Анри обожал Эбера. Он проник в сознание этого автора глубже, чем в любое другое — например, Селина или Томаса Бернхарда. Даже при чтении Эрве Гибера или Дэниса Купера у него не было настолько полного ощущения тождественности с авторами, как сейчас с Эбером. Левой рукой он придерживал потрепанную тетрадку развернутой, кончиками пальцев ощущая скверную бумагу. От нее шел чуть затхлый запах, казавшийся ему восхитительным. Анри словно переносился на два века назад — возможно, в подпольную типографию на улице Жи-ле-Кер, чувствуя возбуждение, как при совершении запретного поступка.
Ему тоже захотелось издавать собственную газету, левого или правого толка, добродетельную или непристойную, не важно, — желание писать готово было реализоваться на любом направлении. Он бы наслаждался этим от души.
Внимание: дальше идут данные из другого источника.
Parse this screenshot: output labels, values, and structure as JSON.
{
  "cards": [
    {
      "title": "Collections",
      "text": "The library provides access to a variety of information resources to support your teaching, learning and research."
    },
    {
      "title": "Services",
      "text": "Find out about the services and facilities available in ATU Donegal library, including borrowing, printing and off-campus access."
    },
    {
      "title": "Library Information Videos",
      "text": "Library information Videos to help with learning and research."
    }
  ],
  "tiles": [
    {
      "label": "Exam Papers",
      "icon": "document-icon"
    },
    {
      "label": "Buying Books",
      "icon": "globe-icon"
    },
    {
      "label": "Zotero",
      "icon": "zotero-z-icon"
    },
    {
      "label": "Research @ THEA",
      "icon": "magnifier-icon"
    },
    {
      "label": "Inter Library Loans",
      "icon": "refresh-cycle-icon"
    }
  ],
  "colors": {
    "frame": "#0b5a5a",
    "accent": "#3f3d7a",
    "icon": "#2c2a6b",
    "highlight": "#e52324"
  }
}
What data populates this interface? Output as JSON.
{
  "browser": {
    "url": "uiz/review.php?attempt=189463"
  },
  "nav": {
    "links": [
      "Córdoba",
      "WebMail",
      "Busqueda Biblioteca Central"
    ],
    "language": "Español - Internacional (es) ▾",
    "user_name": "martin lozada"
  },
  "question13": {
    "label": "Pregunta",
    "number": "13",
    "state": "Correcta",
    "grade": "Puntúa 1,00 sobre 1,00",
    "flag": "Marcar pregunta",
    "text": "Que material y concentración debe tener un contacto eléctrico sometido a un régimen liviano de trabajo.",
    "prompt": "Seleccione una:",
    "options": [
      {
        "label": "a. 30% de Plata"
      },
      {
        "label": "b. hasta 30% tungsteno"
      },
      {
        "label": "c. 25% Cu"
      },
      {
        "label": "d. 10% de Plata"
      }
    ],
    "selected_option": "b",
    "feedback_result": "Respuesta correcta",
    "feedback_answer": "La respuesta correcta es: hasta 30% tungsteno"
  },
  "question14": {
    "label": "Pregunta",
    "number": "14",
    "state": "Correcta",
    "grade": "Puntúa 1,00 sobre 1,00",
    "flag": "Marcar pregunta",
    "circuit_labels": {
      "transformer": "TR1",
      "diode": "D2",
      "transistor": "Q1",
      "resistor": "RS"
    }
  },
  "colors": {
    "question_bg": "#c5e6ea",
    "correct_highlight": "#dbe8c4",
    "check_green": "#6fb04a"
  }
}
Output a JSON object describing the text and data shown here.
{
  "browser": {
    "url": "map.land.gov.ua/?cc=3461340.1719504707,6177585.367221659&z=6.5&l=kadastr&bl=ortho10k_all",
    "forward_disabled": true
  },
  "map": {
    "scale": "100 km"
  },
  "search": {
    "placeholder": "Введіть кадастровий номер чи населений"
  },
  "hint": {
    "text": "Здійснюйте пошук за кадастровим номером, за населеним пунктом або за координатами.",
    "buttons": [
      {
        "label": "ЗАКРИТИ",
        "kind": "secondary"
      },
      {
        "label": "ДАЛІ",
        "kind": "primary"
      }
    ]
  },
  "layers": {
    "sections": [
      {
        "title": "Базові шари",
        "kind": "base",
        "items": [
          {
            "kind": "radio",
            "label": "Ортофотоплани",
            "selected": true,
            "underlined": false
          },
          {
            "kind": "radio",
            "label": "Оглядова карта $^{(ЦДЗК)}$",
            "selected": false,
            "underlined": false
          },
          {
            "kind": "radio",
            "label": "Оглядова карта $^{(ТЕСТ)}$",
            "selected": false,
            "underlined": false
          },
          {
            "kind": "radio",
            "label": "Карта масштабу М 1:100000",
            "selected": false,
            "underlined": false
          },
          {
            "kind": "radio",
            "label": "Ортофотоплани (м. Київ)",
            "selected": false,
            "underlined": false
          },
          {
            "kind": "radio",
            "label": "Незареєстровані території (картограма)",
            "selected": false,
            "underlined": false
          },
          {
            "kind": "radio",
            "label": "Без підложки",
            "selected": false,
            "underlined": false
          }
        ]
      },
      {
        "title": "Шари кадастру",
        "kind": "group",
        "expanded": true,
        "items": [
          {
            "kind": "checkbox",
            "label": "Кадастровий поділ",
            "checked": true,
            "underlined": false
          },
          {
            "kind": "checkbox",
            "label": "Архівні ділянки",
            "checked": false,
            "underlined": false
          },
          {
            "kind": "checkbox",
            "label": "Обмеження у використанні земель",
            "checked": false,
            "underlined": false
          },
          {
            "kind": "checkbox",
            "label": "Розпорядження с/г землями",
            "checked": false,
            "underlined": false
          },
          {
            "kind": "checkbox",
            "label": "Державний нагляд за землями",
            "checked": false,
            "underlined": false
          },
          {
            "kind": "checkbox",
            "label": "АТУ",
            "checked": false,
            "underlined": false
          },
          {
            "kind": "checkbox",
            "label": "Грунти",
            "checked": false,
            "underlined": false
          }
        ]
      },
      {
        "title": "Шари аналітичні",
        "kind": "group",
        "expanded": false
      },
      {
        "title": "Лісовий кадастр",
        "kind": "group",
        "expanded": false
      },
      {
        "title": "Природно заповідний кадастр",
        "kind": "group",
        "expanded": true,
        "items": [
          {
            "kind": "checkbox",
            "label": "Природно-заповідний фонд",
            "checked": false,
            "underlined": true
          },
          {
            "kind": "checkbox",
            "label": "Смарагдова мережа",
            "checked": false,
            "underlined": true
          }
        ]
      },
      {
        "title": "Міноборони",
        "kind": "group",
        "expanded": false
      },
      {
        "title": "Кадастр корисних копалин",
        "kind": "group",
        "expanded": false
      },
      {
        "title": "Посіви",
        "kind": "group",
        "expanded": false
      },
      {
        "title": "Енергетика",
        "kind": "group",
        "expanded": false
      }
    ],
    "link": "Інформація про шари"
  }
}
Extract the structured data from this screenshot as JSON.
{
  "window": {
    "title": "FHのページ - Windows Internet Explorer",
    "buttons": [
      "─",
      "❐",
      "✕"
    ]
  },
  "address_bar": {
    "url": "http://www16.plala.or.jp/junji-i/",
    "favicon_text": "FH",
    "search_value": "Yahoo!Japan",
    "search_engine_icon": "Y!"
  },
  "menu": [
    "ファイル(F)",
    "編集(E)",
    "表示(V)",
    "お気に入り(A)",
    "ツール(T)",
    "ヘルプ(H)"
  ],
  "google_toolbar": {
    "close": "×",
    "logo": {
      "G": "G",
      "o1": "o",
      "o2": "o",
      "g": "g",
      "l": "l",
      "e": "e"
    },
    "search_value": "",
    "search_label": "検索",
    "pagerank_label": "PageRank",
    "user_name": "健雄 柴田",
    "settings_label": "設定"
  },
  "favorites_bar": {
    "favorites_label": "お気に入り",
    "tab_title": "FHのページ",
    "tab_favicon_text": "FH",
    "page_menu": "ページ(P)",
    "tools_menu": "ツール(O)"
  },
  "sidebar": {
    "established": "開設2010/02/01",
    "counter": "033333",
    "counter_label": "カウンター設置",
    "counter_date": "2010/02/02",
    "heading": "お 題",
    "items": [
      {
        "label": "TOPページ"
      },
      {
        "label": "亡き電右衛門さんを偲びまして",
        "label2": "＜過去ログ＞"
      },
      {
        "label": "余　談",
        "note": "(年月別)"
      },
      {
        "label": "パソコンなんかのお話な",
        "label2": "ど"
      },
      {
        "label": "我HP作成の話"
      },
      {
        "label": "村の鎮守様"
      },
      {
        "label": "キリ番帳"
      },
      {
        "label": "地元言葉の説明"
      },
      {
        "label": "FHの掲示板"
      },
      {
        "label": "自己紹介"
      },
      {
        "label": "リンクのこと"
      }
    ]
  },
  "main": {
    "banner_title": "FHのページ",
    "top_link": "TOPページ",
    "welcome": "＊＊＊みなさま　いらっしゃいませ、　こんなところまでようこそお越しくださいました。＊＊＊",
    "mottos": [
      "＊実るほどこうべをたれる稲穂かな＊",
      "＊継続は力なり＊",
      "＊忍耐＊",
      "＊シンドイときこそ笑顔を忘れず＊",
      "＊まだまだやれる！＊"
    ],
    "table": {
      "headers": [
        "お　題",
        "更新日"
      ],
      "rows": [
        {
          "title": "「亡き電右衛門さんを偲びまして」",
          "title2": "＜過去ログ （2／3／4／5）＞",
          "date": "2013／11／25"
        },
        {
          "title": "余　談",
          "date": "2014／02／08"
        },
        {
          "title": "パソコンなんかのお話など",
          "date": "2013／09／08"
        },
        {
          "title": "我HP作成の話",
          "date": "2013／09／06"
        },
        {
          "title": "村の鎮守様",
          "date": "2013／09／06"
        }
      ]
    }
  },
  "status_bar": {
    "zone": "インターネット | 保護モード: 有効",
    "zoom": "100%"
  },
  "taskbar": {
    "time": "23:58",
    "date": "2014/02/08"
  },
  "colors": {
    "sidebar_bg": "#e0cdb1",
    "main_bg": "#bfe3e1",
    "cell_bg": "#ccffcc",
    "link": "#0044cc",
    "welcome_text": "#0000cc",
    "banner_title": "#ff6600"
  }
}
Он даже не задавался вопросом, отчего в эпоху Революции столько журналистов и неудавшихся писателей бросились издавать все эти газеты: «Дьявольскую газету», «Невероятно!», «Бессмысленную трагикомическую исповедь», «Все, что в голову взбрело», «Мне плевать»… Причина была очевидной, к тому же очень хорошо сформулированной в редакторской колонке первого номера газеты «Французский бродяга», вышедшего 22 ноября 1789 года: «Не то чтобы я чувствовал крайнюю необходимость издавать новую газету, однако взялся за это — именно потому, что мне доставляет удовольствие без всякой причины заниматься тем, что само по себе не хорошо и не плохо».